Too big (or too small) to ignore
Efforts to push the LEO data further hit the problem identified by Mike Picken in a comment on this site that Creative Arts and Design covers a wide-range of subjects. Some more closely resemble humanities degrees, and others are more focused on performance, production and practice. On the basis of the other subject figures, we would expect Creative Arts and Design courses oriented to the technical professions and those closer to the humanities to be pulling up the averages. In future iterations of LEO, it makes sense to disaggregate these subjects similarly to the separation of Psychology, Nursing and Economics from Biological Sciences, Subjects Allied to Medicine and Social Sciences respectively. Intuitively, it would make sense to separate off Design Studies (around a third of all Creative Arts and Design students) and performance-focused courses from the others, while also investigating the possibility of shifting courses closer to the Humanities into English and Historical and Philosophical Studies.
Such detail is no substitute though for an independent review.

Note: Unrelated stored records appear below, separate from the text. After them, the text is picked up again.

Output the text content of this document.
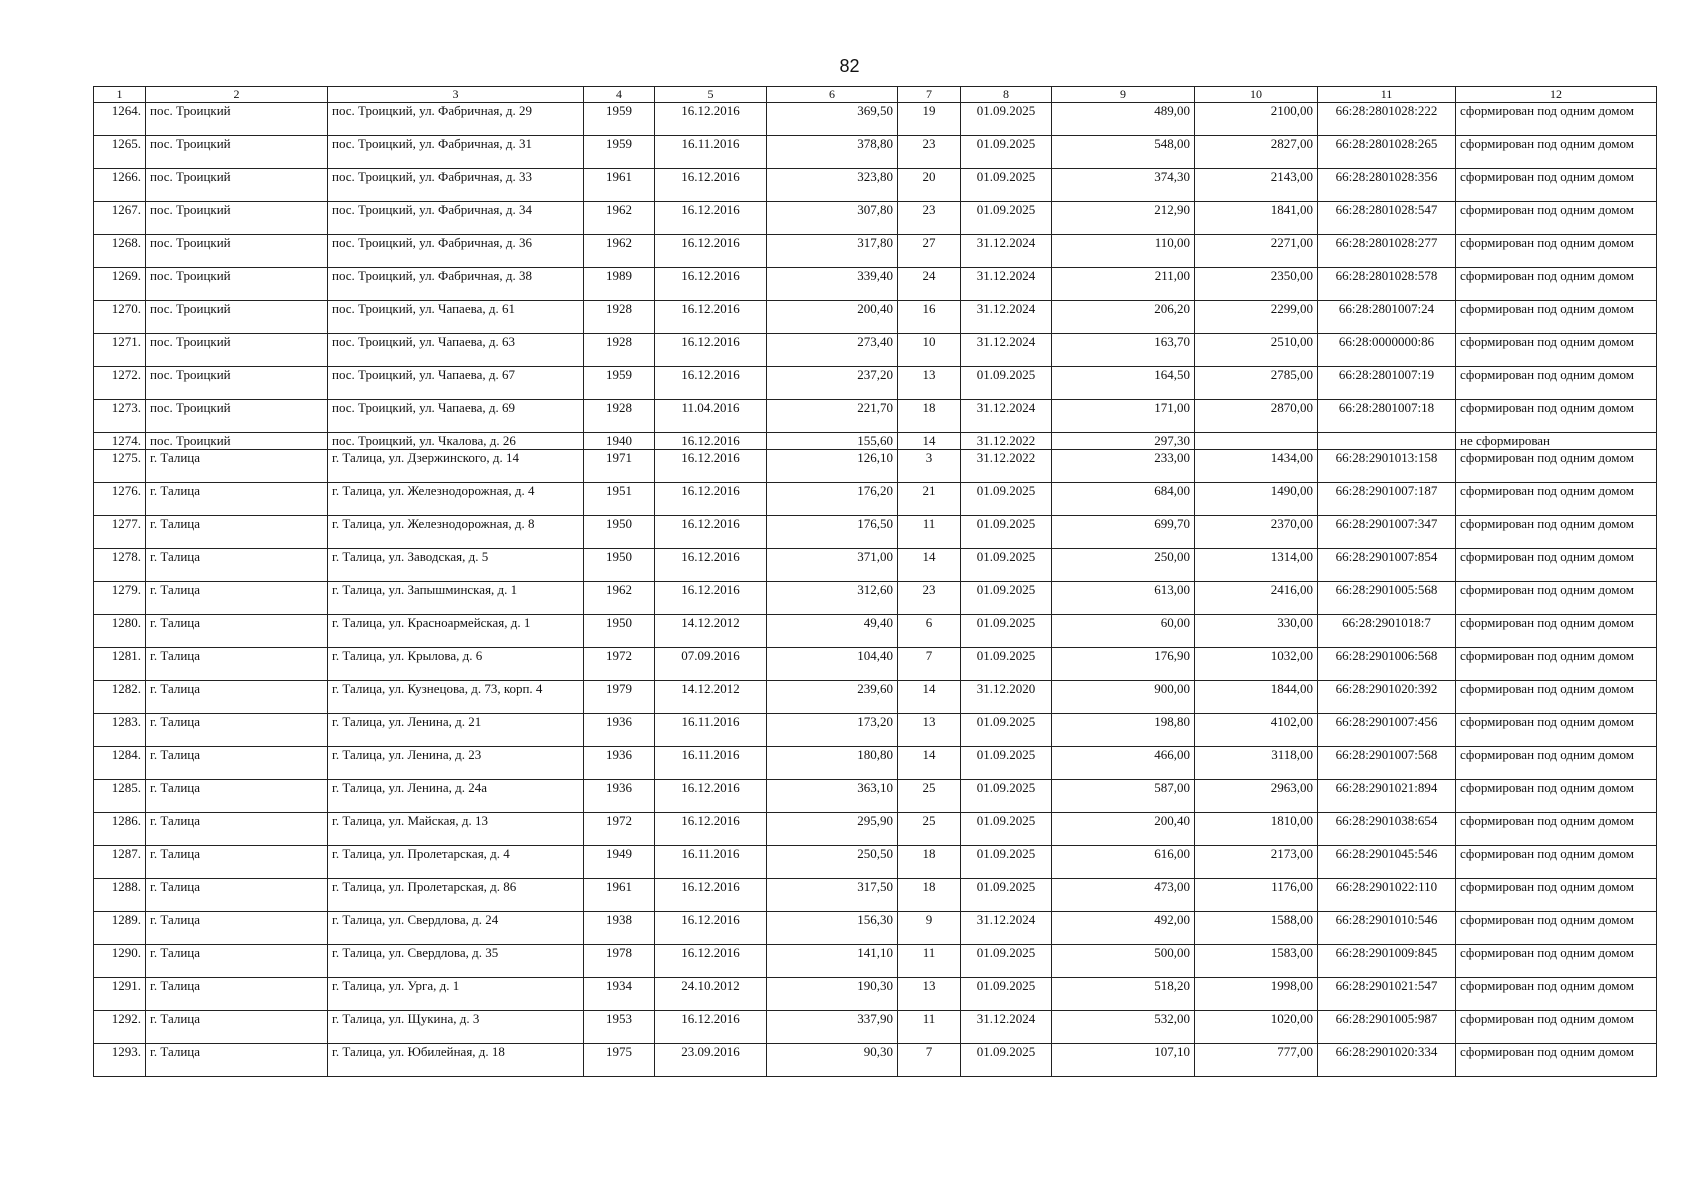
82
1	2	3	4	5	6	7	8	9	10	11	12
1264.	пос. Троицкий	пос. Троицкий, ул. Фабричная, д. 29	1959	16.12.2016	369,50	19	01.09.2025	489,00	2100,00	66:28:2801028:222	сформирован под одним домом
1265.	пос. Троицкий	пос. Троицкий, ул. Фабричная, д. 31	1959	16.11.2016	378,80	23	01.09.2025	548,00	2827,00	66:28:2801028:265	сформирован под одним домом
1266.	пос. Троицкий	пос. Троицкий, ул. Фабричная, д. 33	1961	16.12.2016	323,80	20	01.09.2025	374,30	2143,00	66:28:2801028:356	сформирован под одним домом
1267.	пос. Троицкий	пос. Троицкий, ул. Фабричная, д. 34	1962	16.12.2016	307,80	23	01.09.2025	212,90	1841,00	66:28:2801028:547	сформирован под одним домом
1268.	пос. Троицкий	пос. Троицкий, ул. Фабричная, д. 36	1962	16.12.2016	317,80	27	31.12.2024	110,00	2271,00	66:28:2801028:277	сформирован под одним домом
1269.	пос. Троицкий	пос. Троицкий, ул. Фабричная, д. 38	1989	16.12.2016	339,40	24	31.12.2024	211,00	2350,00	66:28:2801028:578	сформирован под одним домом
1270.	пос. Троицкий	пос. Троицкий, ул. Чапаева, д. 61	1928	16.12.2016	200,40	16	31.12.2024	206,20	2299,00	66:28:2801007:24	сформирован под одним домом
1271.	пос. Троицкий	пос. Троицкий, ул. Чапаева, д. 63	1928	16.12.2016	273,40	10	31.12.2024	163,70	2510,00	66:28:0000000:86	сформирован под одним домом
1272.	пос. Троицкий	пос. Троицкий, ул. Чапаева, д. 67	1959	16.12.2016	237,20	13	01.09.2025	164,50	2785,00	66:28:2801007:19	сформирован под одним домом
1273.	пос. Троицкий	пос. Троицкий, ул. Чапаева, д. 69	1928	11.04.2016	221,70	18	31.12.2024	171,00	2870,00	66:28:2801007:18	сформирован под одним домом
1274.	пос. Троицкий	пос. Троицкий, ул. Чкалова, д. 26	1940	16.12.2016	155,60	14	31.12.2022	297,30			не сформирован
1275.	г. Талица	г. Талица, ул. Дзержинского, д. 14	1971	16.12.2016	126,10	3	31.12.2022	233,00	1434,00	66:28:2901013:158	сформирован под одним домом
1276.	г. Талица	г. Талица, ул. Железнодорожная, д. 4	1951	16.12.2016	176,20	21	01.09.2025	684,00	1490,00	66:28:2901007:187	сформирован под одним домом
1277.	г. Талица	г. Талица, ул. Железнодорожная, д. 8	1950	16.12.2016	176,50	11	01.09.2025	699,70	2370,00	66:28:2901007:347	сформирован под одним домом
1278.	г. Талица	г. Талица, ул. Заводская, д. 5	1950	16.12.2016	371,00	14	01.09.2025	250,00	1314,00	66:28:2901007:854	сформирован под одним домом
1279.	г. Талица	г. Талица, ул. Запышминская, д. 1	1962	16.12.2016	312,60	23	01.09.2025	613,00	2416,00	66:28:2901005:568	сформирован под одним домом
1280.	г. Талица	г. Талица, ул. Красноармейская, д. 1	1950	14.12.2012	49,40	6	01.09.2025	60,00	330,00	66:28:2901018:7	сформирован под одним домом
1281.	г. Талица	г. Талица, ул. Крылова, д. 6	1972	07.09.2016	104,40	7	01.09.2025	176,90	1032,00	66:28:2901006:568	сформирован под одним домом
1282.	г. Талица	г. Талица, ул. Кузнецова, д. 73, корп. 4	1979	14.12.2012	239,60	14	31.12.2020	900,00	1844,00	66:28:2901020:392	сформирован под одним домом
1283.	г. Талица	г. Талица, ул. Ленина, д. 21	1936	16.11.2016	173,20	13	01.09.2025	198,80	4102,00	66:28:2901007:456	сформирован под одним домом
1284.	г. Талица	г. Талица, ул. Ленина, д. 23	1936	16.11.2016	180,80	14	01.09.2025	466,00	3118,00	66:28:2901007:568	сформирован под одним домом
1285.	г. Талица	г. Талица, ул. Ленина, д. 24а	1936	16.12.2016	363,10	25	01.09.2025	587,00	2963,00	66:28:2901021:894	сформирован под одним домом
1286.	г. Талица	г. Талица, ул. Майская, д. 13	1972	16.12.2016	295,90	25	01.09.2025	200,40	1810,00	66:28:2901038:654	сформирован под одним домом
1287.	г. Талица	г. Талица, ул. Пролетарская, д. 4	1949	16.11.2016	250,50	18	01.09.2025	616,00	2173,00	66:28:2901045:546	сформирован под одним домом
1288.	г. Талица	г. Талица, ул. Пролетарская, д. 86	1961	16.12.2016	317,50	18	01.09.2025	473,00	1176,00	66:28:2901022:110	сформирован под одним домом
1289.	г. Талица	г. Талица, ул. Свердлова, д. 24	1938	16.12.2016	156,30	9	31.12.2024	492,00	1588,00	66:28:2901010:546	сформирован под одним домом
1290.	г. Талица	г. Талица, ул. Свердлова, д. 35	1978	16.12.2016	141,10	11	01.09.2025	500,00	1583,00	66:28:2901009:845	сформирован под одним домом
1291.	г. Талица	г. Талица, ул. Урга, д. 1	1934	24.10.2012	190,30	13	01.09.2025	518,20	1998,00	66:28:2901021:547	сформирован под одним домом
1292.	г. Талица	г. Талица, ул. Щукина, д. 3	1953	16.12.2016	337,90	11	31.12.2024	532,00	1020,00	66:28:2901005:987	сформирован под одним домом
1293.	г. Талица	г. Талица, ул. Юбилейная, д. 18	1975	23.09.2016	90,30	7	01.09.2025	107,10	777,00	66:28:2901020:334	сформирован под одним домом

I am worried that we may lose vital national and local provision for want of analysis that identifies strengths accurately and is frank about where work and change is needed.
The LEO indicator light is blinking to tell us that there is a problem, but it will require some courage to lift the hood. LEO needs to be corralled and directed productively, away from crude interpretations and the simplistic reading I have sketched above. The alternative is that a stroke of an administrative pen or swings in demand could leave the Creative Arts – and all of us – with a diminished future.